Bilişim teknolojilerinin gelişimi, bireyin karşı karşıya kaldığı bilgi bombardımanı, toplumsal parametrelerin çözülüşü, zihin donukluğu, mobing ve yabancılaşma gibi kavramlar hayatımızı olumsuz olarak etkileyip bizleri ister istemez strese sokmaktadır. Bir de çalıştığımız ortamın şartları da elverişsiz ise olumlu gibi gözüken değişimler kasırga gibi olumsuza dönüşebilmekte ve bizi çaresi bulunmayan hastalıklara teslim edip hayatı adeta  bir trajediye çevirmektedir .(kanser, intihar, boşanma, bunama, cinnet vb.)
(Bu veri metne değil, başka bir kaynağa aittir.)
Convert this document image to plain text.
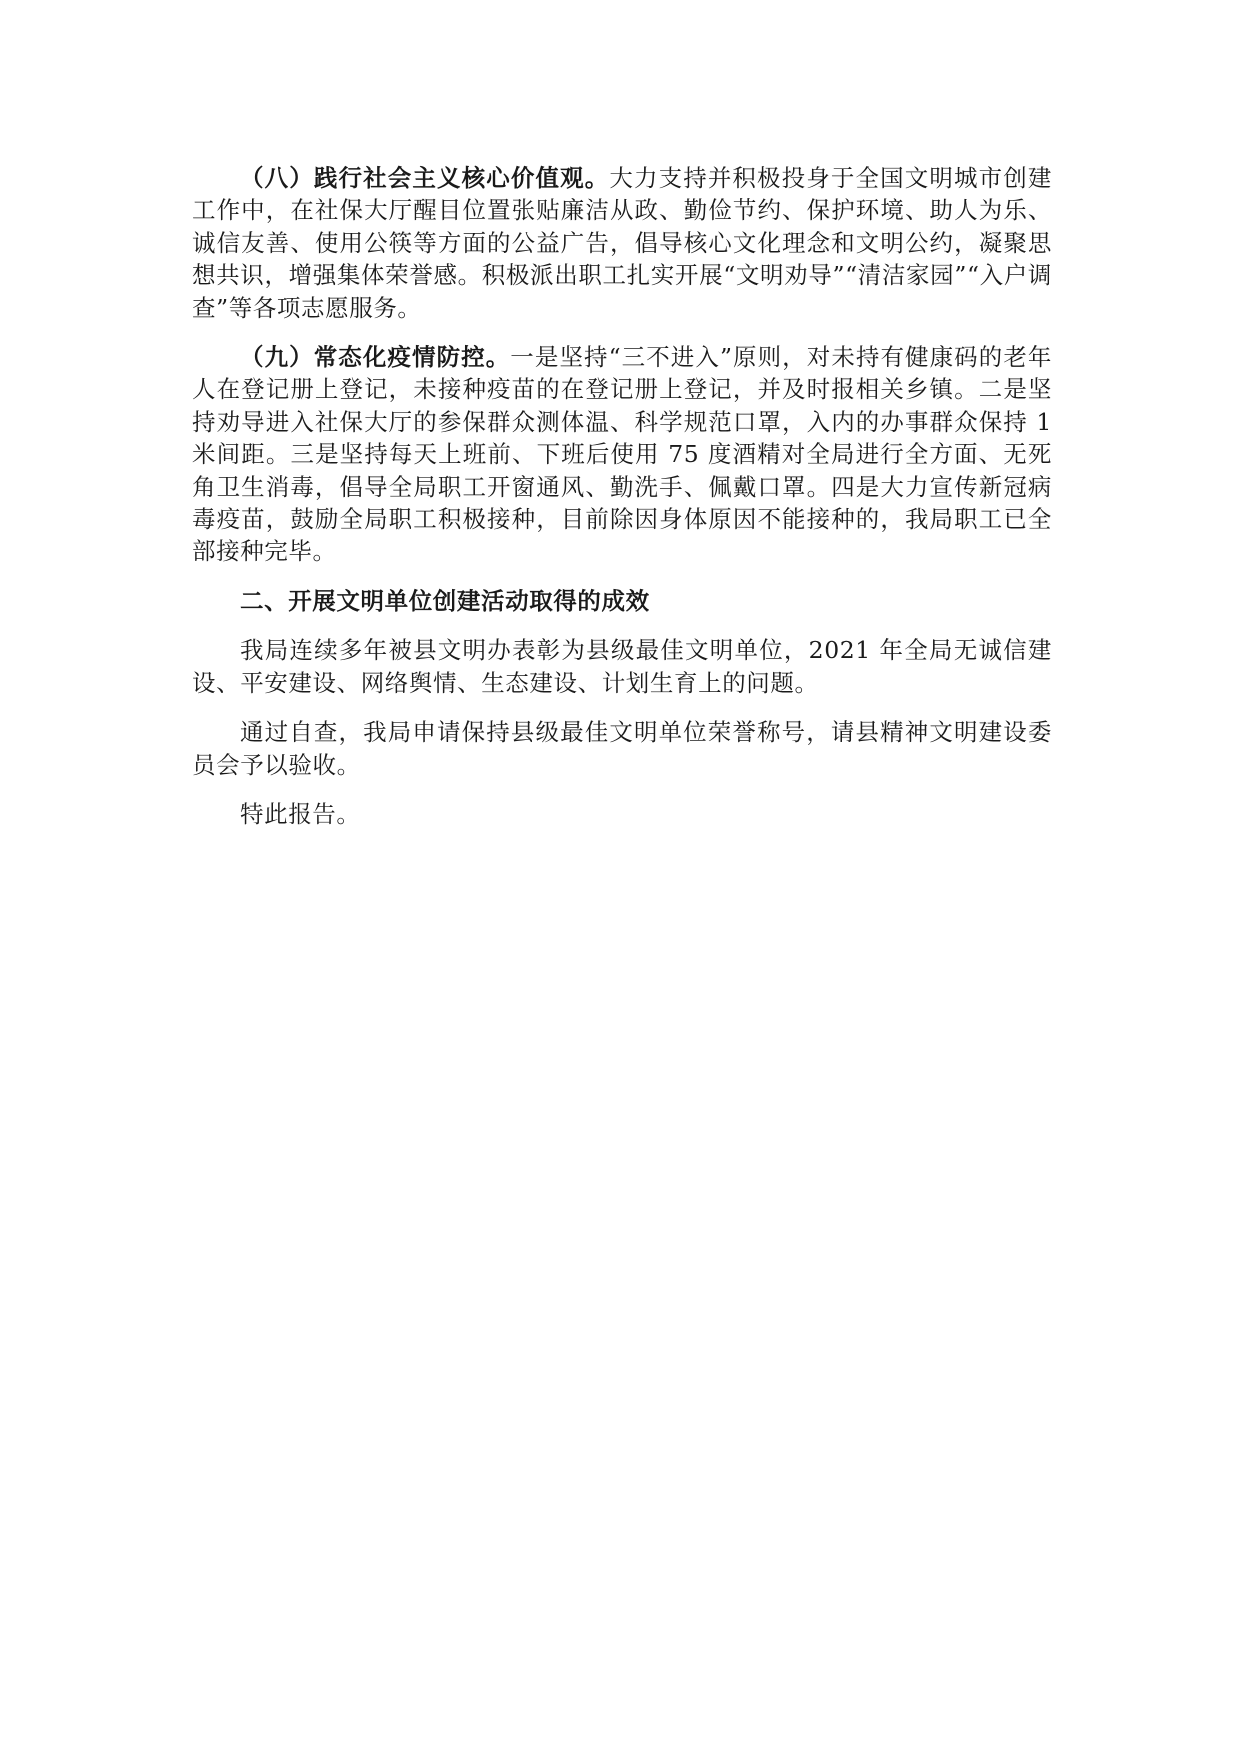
（八）践行社会主义核心价值观。大力支持并积极投身于全国文明城市创建工作中，在社保大厅醒目位置张贴廉洁从政、勤俭节约、保护环境、助人为乐、诚信友善、使用公筷等方面的公益广告，倡导核心文化理念和文明公约，凝聚思想共识，增强集体荣誉感。积极派出职工扎实开展“文明劝导”“清洁家园”“入户调查”等各项志愿服务。

（九）常态化疫情防控。一是坚持“三不进入”原则，对未持有健康码的老年人在登记册上登记，未接种疫苗的在登记册上登记，并及时报相关乡镇。二是坚持劝导进入社保大厅的参保群众测体温、科学规范口罩，入内的办事群众保持 1 米间距。三是坚持每天上班前、下班后使用 75 度酒精对全局进行全方面、无死角卫生消毒，倡导全局职工开窗通风、勤洗手、佩戴口罩。四是大力宣传新冠病毒疫苗，鼓励全局职工积极接种，目前除因身体原因不能接种的，我局职工已全部接种完毕。

二、开展文明单位创建活动取得的成效

我局连续多年被县文明办表彰为县级最佳文明单位，2021 年全局无诚信建设、平安建设、网络舆情、生态建设、计划生育上的问题。

通过自查，我局申请保持县级最佳文明单位荣誉称号，请县精神文明建设委员会予以验收。

特此报告。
Değişimlerin olumsuza dönüşmemesi için değişime maruz kalan bireylerin de değişim paralelinde yapı olarak gelişme göstermesi zorunluluğu olduğu gibi mevzuat ve uygulamaların da birbiriyle uyumlu olması gerektiği diye düşünüyorum. Aksi durumda gelişme için yapılan değişim çalışmaları entropiye yol açması kaçınılmaz olacaktır. Yani kâğıt üzerinde yapacağınız çalışmalar yaşantı boyutuyla çelişmeye neden olması halinde çalışmalarda verimin istenilen  ve beklenilen düzeyde olması hayal olacaktır. Gelişmiş ülkelerde nitelikli bir eğitimin nitelikli bir okulöncesi ile oluşabileceği algısı yerleşmiş olup, şartların getirdiği sebepler de bunu desteklemiştir. Sanayinin gelişmesi, annenin ev dışında çalışmaya başlaması vb. gibi nedenler okul öncesi eğitime daha da önem verilmesi gerektiği kanısını güçlendirmiştir. Bununla beraber alt yapılarını nitelikli bir eğitim için yeterli düzeye getirmişlerdir.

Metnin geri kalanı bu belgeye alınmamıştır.